I'm new to Machine Learning and currently got stuck with this. First I use linear regression to fit the training set but get very large RMSE. Then I tried using polynomial regression to reduce the bias.
import numpy as np
from sklearn.linear_model import LinearRegression
from sklearn.preprocessing import PolynomialFeatures
from sklearn.metrics import mean_squared_error
poly_features = PolynomialFeatures(degree=2, include_bias=False)
X_poly = poly_features.fit_transform(X)
poly_reg = LinearRegression()
poly_reg.fit(X_poly, y)
poly_predict = poly_reg.predict(X_poly)
poly_mse = mean_squared_error(X, poly_predict)
poly_rmse = np.sqrt(poly_mse)
Then I got slightly better result than linear regression, then I continued to set degree = 3/4/5, the result kept getting better. But it might be somewhat overfitting as degree increased.
The best degree of polynomial should be the degree that generates the lowest RMSE in cross validation set. But I don't have any idea how to achieve that. Should I use GridSearchCV? or any other method?
Much appreciate if you could me with this.
In my opinion, the best way to find an optimal curve fitting degree or in general a fitting model is to use the GridSearchCV module from the scikit-learn library.
Here is an example how to use this library:
Firstly let us define a method to sample random data:
def make_data(N, err=1.0, rseed=1):
rng = np.random.RandomState(rseed)
X = rng.rand(N, 1) ** 2
y = 1. / (X.ravel() + 0.3)
if err > 0:
y += err * rng.randn(N)
return X, y
Build a pipeline:
def PolynomialRegression(degree=2, **kwargs):
return make_pipeline(PolynomialFeatures(degree), LinearRegression(**kwargs))

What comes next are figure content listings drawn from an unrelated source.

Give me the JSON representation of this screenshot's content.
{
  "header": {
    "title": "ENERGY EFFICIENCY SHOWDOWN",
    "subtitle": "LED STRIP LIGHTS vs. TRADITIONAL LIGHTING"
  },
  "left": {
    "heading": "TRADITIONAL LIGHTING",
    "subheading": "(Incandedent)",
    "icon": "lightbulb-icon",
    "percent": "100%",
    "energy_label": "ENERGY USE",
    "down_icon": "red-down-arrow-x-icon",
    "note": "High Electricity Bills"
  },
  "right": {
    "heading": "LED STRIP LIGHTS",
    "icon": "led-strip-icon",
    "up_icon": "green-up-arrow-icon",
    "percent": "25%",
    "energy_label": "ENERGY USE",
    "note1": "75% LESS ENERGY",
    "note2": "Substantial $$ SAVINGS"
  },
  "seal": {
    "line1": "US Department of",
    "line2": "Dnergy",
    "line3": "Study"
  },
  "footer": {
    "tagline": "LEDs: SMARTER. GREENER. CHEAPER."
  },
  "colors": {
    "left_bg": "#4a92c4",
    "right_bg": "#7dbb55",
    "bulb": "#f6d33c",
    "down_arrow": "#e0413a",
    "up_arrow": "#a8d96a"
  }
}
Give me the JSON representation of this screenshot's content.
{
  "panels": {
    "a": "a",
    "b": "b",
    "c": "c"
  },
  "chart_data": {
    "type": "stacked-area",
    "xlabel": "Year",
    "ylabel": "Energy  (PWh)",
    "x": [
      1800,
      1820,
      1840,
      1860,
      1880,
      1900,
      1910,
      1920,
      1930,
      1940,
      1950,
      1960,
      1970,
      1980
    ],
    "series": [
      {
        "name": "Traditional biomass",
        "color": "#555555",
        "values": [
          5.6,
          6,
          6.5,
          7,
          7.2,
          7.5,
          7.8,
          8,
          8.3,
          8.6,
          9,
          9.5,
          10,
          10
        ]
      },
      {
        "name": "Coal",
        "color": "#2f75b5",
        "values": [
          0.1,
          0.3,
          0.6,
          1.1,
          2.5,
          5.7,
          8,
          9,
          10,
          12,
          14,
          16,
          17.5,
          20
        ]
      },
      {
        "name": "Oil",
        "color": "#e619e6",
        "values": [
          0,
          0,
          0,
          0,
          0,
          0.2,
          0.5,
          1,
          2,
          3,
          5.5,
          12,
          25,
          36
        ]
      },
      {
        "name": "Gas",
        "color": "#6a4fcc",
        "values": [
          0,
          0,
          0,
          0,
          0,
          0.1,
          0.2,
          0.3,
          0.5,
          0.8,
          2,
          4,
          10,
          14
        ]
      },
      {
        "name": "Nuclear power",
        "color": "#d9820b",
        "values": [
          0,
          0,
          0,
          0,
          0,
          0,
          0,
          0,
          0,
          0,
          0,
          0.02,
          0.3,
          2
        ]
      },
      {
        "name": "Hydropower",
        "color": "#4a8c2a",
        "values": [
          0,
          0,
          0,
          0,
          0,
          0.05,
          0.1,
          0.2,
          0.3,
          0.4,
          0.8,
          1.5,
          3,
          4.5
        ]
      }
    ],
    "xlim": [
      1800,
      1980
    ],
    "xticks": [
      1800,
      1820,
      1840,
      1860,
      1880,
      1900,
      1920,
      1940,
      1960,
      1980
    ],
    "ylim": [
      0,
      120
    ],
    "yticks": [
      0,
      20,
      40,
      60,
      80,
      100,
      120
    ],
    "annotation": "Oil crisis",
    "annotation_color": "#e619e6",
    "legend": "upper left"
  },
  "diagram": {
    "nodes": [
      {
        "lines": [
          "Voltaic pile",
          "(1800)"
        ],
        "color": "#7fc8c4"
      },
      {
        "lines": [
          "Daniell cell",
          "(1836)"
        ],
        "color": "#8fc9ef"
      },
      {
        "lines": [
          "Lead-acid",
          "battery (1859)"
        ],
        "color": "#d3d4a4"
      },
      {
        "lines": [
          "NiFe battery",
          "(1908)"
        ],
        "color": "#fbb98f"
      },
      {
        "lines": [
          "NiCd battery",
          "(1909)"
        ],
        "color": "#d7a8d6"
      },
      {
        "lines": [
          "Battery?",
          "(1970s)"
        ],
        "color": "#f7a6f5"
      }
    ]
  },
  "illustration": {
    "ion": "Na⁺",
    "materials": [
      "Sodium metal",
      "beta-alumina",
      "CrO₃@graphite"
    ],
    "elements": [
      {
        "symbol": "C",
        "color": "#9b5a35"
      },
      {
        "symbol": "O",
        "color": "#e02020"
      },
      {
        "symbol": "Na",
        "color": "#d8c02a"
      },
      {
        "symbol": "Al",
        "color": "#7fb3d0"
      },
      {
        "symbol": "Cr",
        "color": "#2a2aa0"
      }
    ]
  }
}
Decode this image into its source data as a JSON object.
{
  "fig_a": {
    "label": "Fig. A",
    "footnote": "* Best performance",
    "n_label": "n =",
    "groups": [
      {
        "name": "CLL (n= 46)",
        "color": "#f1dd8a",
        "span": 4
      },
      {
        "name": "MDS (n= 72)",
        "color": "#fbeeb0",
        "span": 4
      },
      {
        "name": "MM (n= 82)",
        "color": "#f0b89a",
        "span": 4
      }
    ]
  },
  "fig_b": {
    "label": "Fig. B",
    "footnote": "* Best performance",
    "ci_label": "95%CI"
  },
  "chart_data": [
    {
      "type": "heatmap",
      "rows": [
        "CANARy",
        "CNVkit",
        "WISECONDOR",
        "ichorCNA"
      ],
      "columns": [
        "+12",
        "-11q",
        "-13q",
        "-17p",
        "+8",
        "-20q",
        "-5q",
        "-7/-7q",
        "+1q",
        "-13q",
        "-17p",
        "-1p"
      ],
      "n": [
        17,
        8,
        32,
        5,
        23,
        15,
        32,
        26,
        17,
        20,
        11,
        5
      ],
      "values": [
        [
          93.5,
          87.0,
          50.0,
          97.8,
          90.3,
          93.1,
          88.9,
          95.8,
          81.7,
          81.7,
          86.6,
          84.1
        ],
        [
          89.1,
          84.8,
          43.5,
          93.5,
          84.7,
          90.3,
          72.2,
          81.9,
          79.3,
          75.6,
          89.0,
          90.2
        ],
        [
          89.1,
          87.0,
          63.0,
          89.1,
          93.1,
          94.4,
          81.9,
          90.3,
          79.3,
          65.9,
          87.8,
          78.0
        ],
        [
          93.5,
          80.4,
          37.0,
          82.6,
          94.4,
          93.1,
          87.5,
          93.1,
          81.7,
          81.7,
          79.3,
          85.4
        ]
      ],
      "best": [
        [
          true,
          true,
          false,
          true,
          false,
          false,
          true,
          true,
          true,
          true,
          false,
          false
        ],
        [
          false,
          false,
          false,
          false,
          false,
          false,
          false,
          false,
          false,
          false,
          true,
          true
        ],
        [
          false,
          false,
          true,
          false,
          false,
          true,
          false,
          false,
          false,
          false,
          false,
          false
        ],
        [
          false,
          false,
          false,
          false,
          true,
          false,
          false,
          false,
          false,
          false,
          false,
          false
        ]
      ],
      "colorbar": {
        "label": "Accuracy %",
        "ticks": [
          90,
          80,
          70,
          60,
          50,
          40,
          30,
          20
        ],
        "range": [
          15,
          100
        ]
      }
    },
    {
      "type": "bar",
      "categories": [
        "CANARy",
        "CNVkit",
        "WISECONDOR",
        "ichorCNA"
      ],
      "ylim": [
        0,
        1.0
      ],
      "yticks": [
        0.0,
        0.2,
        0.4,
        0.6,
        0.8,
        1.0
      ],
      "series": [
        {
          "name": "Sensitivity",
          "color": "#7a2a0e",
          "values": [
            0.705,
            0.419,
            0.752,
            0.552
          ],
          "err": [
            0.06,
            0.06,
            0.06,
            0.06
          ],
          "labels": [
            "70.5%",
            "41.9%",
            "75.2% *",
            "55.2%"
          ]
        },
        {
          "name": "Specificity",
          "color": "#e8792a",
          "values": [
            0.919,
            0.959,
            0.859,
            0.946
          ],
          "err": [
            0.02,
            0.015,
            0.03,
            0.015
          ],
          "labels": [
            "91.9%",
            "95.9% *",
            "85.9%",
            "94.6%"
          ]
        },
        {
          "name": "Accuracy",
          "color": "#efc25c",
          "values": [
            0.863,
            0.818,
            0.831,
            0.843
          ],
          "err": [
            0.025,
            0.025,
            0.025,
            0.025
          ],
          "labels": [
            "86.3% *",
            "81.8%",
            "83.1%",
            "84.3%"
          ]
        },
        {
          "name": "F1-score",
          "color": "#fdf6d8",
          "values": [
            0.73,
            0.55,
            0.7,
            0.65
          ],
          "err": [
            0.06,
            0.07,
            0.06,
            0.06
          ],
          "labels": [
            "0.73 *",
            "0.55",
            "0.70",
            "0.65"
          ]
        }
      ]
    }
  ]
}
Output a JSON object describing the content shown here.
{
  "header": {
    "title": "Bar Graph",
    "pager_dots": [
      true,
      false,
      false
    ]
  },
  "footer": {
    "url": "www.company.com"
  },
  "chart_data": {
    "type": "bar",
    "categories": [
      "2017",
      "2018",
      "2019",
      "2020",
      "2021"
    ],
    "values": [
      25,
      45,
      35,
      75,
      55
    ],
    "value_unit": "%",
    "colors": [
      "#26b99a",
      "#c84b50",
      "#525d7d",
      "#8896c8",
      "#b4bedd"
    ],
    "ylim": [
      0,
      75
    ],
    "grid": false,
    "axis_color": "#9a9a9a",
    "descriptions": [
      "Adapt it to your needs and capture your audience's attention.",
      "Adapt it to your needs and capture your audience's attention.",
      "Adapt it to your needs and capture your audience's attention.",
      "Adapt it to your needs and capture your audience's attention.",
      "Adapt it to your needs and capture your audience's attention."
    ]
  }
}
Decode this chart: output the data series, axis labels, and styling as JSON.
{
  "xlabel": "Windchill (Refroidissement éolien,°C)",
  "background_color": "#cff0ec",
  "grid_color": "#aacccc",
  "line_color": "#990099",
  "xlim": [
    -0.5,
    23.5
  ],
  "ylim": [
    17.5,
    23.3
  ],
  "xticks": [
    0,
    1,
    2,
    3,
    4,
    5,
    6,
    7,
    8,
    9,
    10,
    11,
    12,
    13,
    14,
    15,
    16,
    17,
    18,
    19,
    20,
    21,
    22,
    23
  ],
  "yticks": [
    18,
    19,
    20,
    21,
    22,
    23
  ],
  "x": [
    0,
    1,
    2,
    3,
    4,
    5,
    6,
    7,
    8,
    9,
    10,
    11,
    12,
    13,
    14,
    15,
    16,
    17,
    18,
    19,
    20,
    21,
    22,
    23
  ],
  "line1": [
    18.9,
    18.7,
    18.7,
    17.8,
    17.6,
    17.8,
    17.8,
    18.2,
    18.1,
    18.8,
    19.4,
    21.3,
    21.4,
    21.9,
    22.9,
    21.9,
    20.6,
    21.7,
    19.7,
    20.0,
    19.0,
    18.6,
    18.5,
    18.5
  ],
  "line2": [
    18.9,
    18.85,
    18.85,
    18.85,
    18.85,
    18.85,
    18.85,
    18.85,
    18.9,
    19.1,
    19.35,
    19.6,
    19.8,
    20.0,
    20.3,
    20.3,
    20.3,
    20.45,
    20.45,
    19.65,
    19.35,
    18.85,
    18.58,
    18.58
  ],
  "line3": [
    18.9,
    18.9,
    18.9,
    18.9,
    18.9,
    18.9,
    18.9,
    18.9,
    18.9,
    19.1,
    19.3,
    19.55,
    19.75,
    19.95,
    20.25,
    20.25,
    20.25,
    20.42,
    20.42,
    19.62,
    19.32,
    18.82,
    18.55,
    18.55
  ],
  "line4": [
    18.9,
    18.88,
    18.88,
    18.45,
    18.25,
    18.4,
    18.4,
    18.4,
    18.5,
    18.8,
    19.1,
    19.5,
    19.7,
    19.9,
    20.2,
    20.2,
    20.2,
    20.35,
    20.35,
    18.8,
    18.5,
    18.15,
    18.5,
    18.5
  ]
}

Create a data and a vector(X_test) for testing and visualisation purposes:
X, y = make_data(200)
X_test = np.linspace(-0.1, 1.1, 200)[:, None]
Define the GridSearchCV parameters:
param_grid = {'polynomialfeatures__degree': np.arange(20),
'linearregression__fit_intercept': [True, False],
'linearregression__normalize': [True, False]}
grid = GridSearchCV(PolynomialRegression(), param_grid, cv=7)
grid.fit(X, y)
Get the best parameters from our model:
model = grid.best_estimator_
steps=[('polynomialfeatures', PolynomialFeatures(degree=4, include_bias=True, interaction_only=False)), ('linearregression', LinearRegression(copy_X=True, fit_intercept=True, n_jobs=1, normalize=False))])
Fit the model with the X
and y
data and use the vector to predict the values:
y_test = model.fit(X, y).predict(X_test)
Visualize the result:
plt.scatter(X, y)
plt.plot(X_test.ravel(), y_test, 'r')